My point is this. BOUNDARIES ARE IMPERATIVE when raising humans. Punishment is not.
Awareness helps to navigate the parenting journey and guide you through your child’s prompts on where you still need to grow and evolve. Listen to your inner voice. Be your child’s parent, not their friend. Do the inner work required so you can stop offloading onto your child.
When setting a boundary, it’s a good idea to be aware of the AGENDA behind the boundary too. Explain this to your child. Is it to keep them healthy? Is it to keep them safe? Is it to create more space for play? Etc. Evaluate your reasons for the boundary and then present it to your child if they are of age to understand. If they are small, speak in plain language in a neutral tone. It may need to be repeated. And always always extend the boundary with love.

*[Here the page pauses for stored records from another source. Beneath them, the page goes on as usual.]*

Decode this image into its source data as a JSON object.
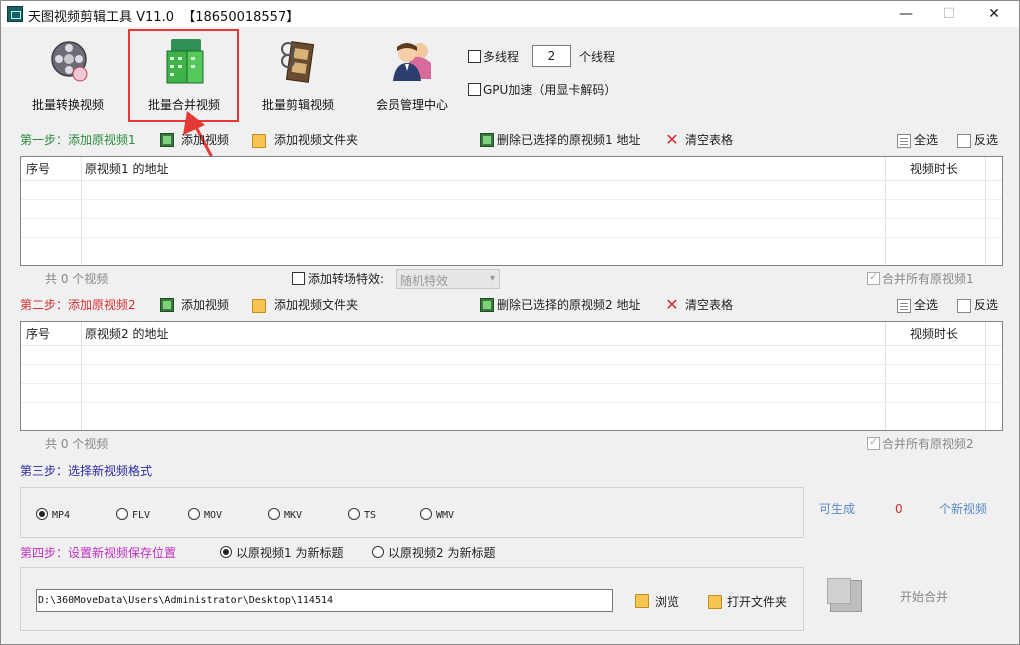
{
  "window": {
    "title": "天图视频剪辑工具 V11.0  【18650018557】",
    "minimize": "—",
    "maximize": "☐",
    "close": "✕"
  },
  "toolbar": {
    "items": [
      {
        "label": "批量转换视频",
        "icon": "film-reel-icon"
      },
      {
        "label": "批量合并视频",
        "icon": "merge-video-icon"
      },
      {
        "label": "批量剪辑视频",
        "icon": "film-strip-icon"
      },
      {
        "label": "会员管理中心",
        "icon": "members-icon"
      }
    ],
    "multithread_label": "多线程",
    "thread_count": "2",
    "thread_suffix": "个线程",
    "gpu_label": "GPU加速（用显卡解码）"
  },
  "step1": {
    "title": "第一步：添加原视频1",
    "add_video": "添加视频",
    "add_folder": "添加视频文件夹",
    "delete_selected": "删除已选择的原视频1 地址",
    "clear_table": "清空表格",
    "select_all": "全选",
    "invert": "反选",
    "columns": {
      "index": "序号",
      "path": "原视频1 的地址",
      "duration": "视频时长"
    },
    "count_text": "共 0 个视频",
    "transition_label": "添加转场特效:",
    "transition_value": "随机特效",
    "merge_all": "合并所有原视频1"
  },
  "step2": {
    "title": "第二步：添加原视频2",
    "add_video": "添加视频",
    "add_folder": "添加视频文件夹",
    "delete_selected": "删除已选择的原视频2 地址",
    "clear_table": "清空表格",
    "select_all": "全选",
    "invert": "反选",
    "columns": {
      "index": "序号",
      "path": "原视频2 的地址",
      "duration": "视频时长"
    },
    "count_text": "共 0 个视频",
    "merge_all": "合并所有原视频2"
  },
  "step3": {
    "title": "第三步：选择新视频格式",
    "formats": [
      "MP4",
      "FLV",
      "MOV",
      "MKV",
      "TS",
      "WMV"
    ],
    "selected": "MP4",
    "can_generate": "可生成",
    "count": "0",
    "suffix": "个新视频"
  },
  "step4": {
    "title": "第四步：设置新视频保存位置",
    "title_opt1": "以原视频1 为新标题",
    "title_opt2": "以原视频2 为新标题",
    "path": "D:\\360MoveData\\Users\\Administrator\\Desktop\\114514",
    "browse": "浏览",
    "open_folder": "打开文件夹",
    "start": "开始合并"
  },
  "colors": {
    "highlight": "#e53935",
    "step1": "#2a8a3a",
    "step2": "#d43030",
    "step3": "#2a2aa0",
    "step4": "#c02fc0"
  }
}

If you’re afraid of how your child will respond to the set boundary, then you need to work on that fear. Why on earth are you afraid of your child’s response? What in your past has created the belief that children should never be disappointed, should never cry, should always be happy, given everything they want and live a perfect life? Maybe your parents were too strict with you and you don’t want to do the same with your child and it’s difficult finding the middle ground? Take the time to do the work. You’ll be amazed what you’ll find.